Highly Crystallized Tin Dioxide Microwires toward Ultraviolet Photodetector and Humidity Sensor with High Performances

Abstract The rapid development of artificial intelligent and internet of things calls for high‐performance multifunctional devices for synchronous detection of a wide variety of environmental signals, such as gas, light, and humidity. Herein, highly crystallized tin dioxide (SnO 2 ) microwires (MWs) with low density of point defects are synthesized by the chemical vapor deposition method and constructed into a multifunctional device for photo and humidity sensing. The device shows excellent photoelectric performances, for example, ultralow dark current of ≈10 −13 A, ultrahigh on–off ratio of >10 7 , UV/visible rejection ratio of R 300 nm / R 400 nm > 10 7 , specific detectivity ( D *) of 1.16 × 10 15 Jones, linear dynamic range (LDR) of 152 dB, high responsivity of 18 A W −1 , and fast photoresponse speed of t rise / t decay = 2.7 µs/2.5 ms at 5 V bias.

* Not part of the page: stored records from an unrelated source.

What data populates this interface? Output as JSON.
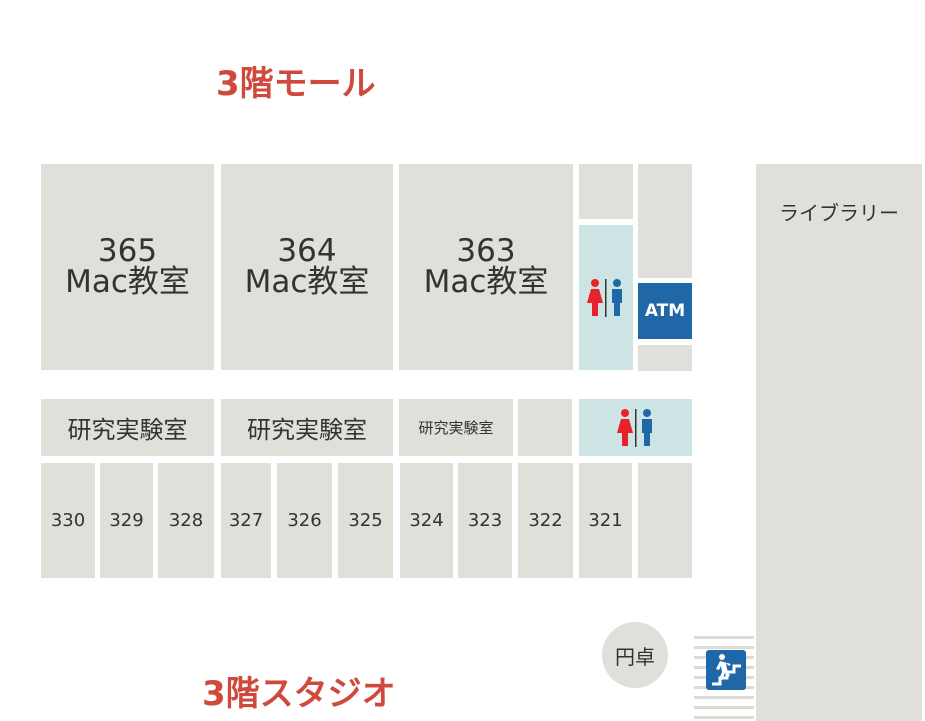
{
  "titles": {
    "mall": "3階モール",
    "studio": "3階スタジオ"
  },
  "library": "ライブラリー",
  "mac_rooms": [
    {
      "number": "365",
      "label": "Mac教室"
    },
    {
      "number": "364",
      "label": "Mac教室"
    },
    {
      "number": "363",
      "label": "Mac教室"
    }
  ],
  "labs": [
    "研究実験室",
    "研究実験室",
    "研究実験室"
  ],
  "rooms": [
    "330",
    "329",
    "328",
    "327",
    "326",
    "325",
    "324",
    "323",
    "322",
    "321"
  ],
  "atm": "ATM",
  "round_table": "円卓",
  "icons": {
    "restroom": "restroom-icon",
    "stairs": "stairs-icon"
  },
  "colors": {
    "title": "#cf4a3c",
    "room": "#e0dfd9",
    "restroom": "#cde4e4",
    "atm": "#1f67a7",
    "female": "#e8222b",
    "male": "#1f67a7"
  }
}
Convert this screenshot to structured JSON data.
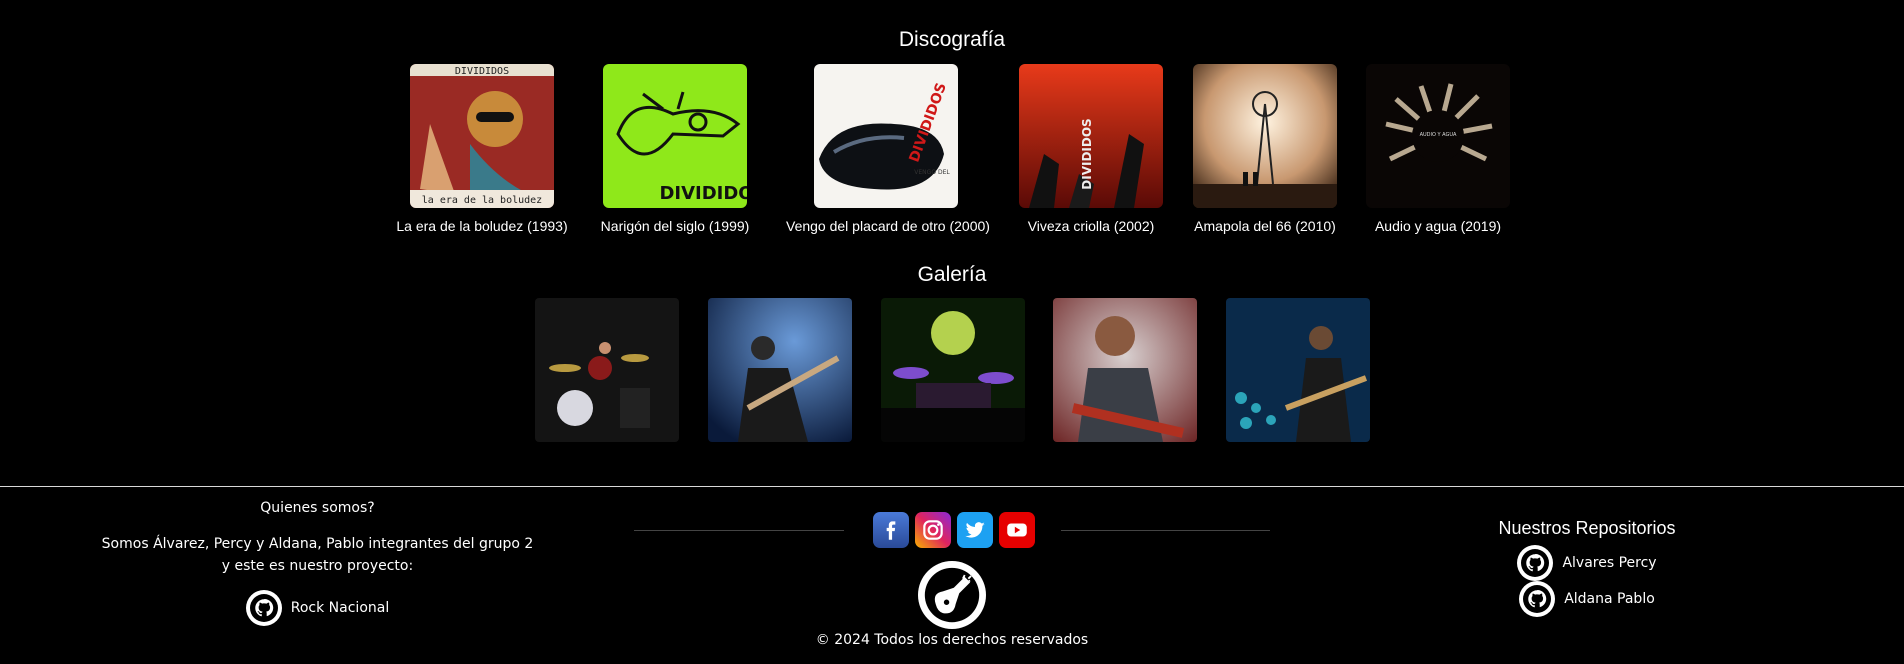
{
  "discography": {
    "title": "Discografía",
    "albums": [
      {
        "caption": "La era de la boludez (1993)"
      },
      {
        "caption": "Narigón del siglo (1999)"
      },
      {
        "caption": "Vengo del placard de otro (2000)"
      },
      {
        "caption": "Viveza criolla (2002)"
      },
      {
        "caption": "Amapola del 66 (2010)"
      },
      {
        "caption": "Audio y agua (2019)"
      }
    ]
  },
  "gallery": {
    "title": "Galería"
  },
  "footer": {
    "about": {
      "heading": "Quienes somos?",
      "line1": "Somos Álvarez, Percy y Aldana, Pablo integrantes del grupo 2",
      "line2": "y este es nuestro proyecto:",
      "project_link": "Rock Nacional"
    },
    "social": [
      "facebook-icon",
      "instagram-icon",
      "twitter-icon",
      "youtube-icon"
    ],
    "copyright": "© 2024 Todos los derechos reservados",
    "repos": {
      "heading": "Nuestros Repositorios",
      "links": [
        "Alvares Percy",
        "Aldana Pablo"
      ]
    }
  },
  "colors": {
    "background": "#000000",
    "facebook": "#3b5998",
    "youtube": "#e60000",
    "twitter": "#1da1f2"
  }
}
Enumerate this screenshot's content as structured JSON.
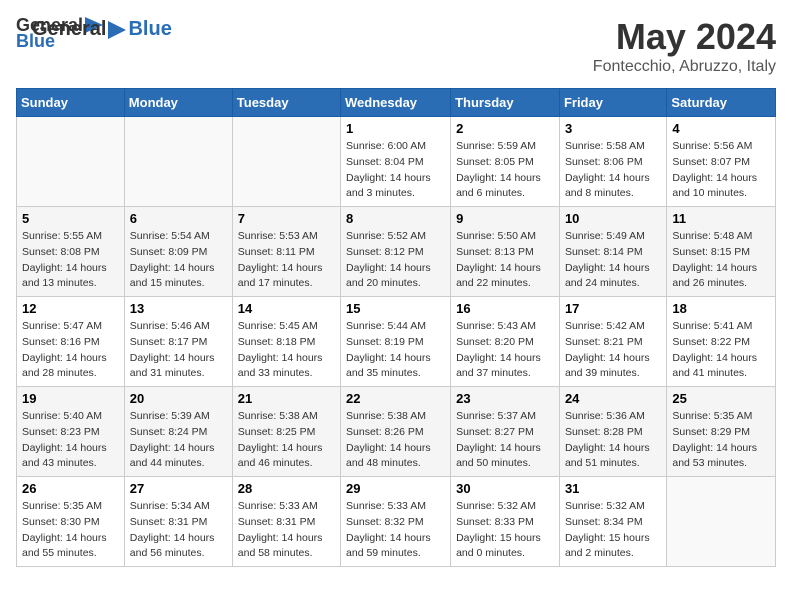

Furthermore, the p‐CuI/n‐SnO 2 heterojunction shows outstanding self‐powered properties, such as responsivity of 8.98 mA W −1 , specific detectivity of 1.98 × 10 12 Jones and LDR of 106 dB at 0 V bias. Additionally, the SnO 2 MWs also show high sensitivity to ambient humidity changes. Therefore, the SnO 2 MWs show high potential for multifunctional applications, such as UV photodetector and humidity sensor.